FHFA’s scope and authority under 12 CFR § 1200.1 notes that FHFA is charged with ensuring regulated entities (i.e. Freddie Mac) “...comply with the Safety and Soundness Act and their respective authorizing statutes, and rules, regulations and orders issued under the Safety and Soundness Act and the authorizing statutes…” FHFA’s approval of Freddie Mac’s proposal to purchase CES loans would directly contradict the statutory intent of Freddie Mac. Freddie Mac was authorized in 1970, during a high inflation environment, to inject liquidity into the secondary mortgage market to increase housing supply and provide access to affordable housing for middle-income families. Specifically, Freddie Mac was authorized by Public Law: 91-351, The Emergency Home Finance Act of 1970. 

In the legislative history of Freddie Mac’s authorizing statute, Congress consistently emphasized that the macroeconomic ramifications of high housing demand coupled with low production and high interest rates required broader access to mortgage credit to ensure middle-income families could access affordable housing. In detailing the purpose of the legislation, the Senate report states: 

“The bill, as reported, is designed to encourage and expedite the construction and financing of a substantial number of new and existing homes. Primary emphasis is placed on the expansion of existing mortgage credit facilities and the creation of new secondary market facilities to broaden the availability of mortgage credit.” 

Throughout the report, Congress emphasized the broader macroeconomic indicators reflecting low housing supply and how the creation of this corporation was to expand access to mortgage credit for the purposes of increasing supply.

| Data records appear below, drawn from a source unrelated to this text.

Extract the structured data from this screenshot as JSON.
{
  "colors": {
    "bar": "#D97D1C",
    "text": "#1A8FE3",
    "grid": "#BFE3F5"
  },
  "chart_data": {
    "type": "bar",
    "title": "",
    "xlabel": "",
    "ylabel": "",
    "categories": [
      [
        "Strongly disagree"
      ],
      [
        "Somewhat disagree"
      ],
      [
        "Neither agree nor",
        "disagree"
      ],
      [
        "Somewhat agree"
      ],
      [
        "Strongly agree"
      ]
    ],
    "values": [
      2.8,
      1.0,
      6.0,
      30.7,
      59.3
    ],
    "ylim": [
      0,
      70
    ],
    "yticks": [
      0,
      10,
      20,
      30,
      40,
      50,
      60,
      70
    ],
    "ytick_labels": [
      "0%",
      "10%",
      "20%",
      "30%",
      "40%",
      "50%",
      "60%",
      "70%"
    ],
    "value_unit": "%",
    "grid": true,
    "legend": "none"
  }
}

FHFA was created to ensure Freddie Mac’s compliance with its authorizing statute and its duty to serve underserved markets. Freddie Mac’s proposal to purchase CES loans during a time of high interest rates and high inflation is counterintuitive to its legislative intent to increase housing supply and its duty to serve first-time homebuyers and underserved markets. The proposal does not serve first-time homebuyers and does little to boost housing production. 

Conclusion

In the current high-interest rate environment, Freddie Mac’s proposed new product to purchase single-family closed-end second mortgage loans would increase liquidity for existing homeowners, boost consumption spending, and raise inflationary pressures. Consequently, this product would counteract the Federal Reserve's efforts to normalize interest rates, thereby hindering housing investment and delaying the production of new housing. Furthermore, the proposed product directly contradicts Freddie Mac’s authorizing statute and the FHFA’s mandate to ensure that Freddie Mac builds the institutional capacity to finance affordable housing for first-time homebuyers. This product primarily benefits existing homeowners, limits first-time homebuyers' access to mortgage credit, and stymies the production of new housing supply. Given the broader macroeconomic factors at play, FHFA should not move forward with approving Freddie Mac's proposal as it does not serve the public interest.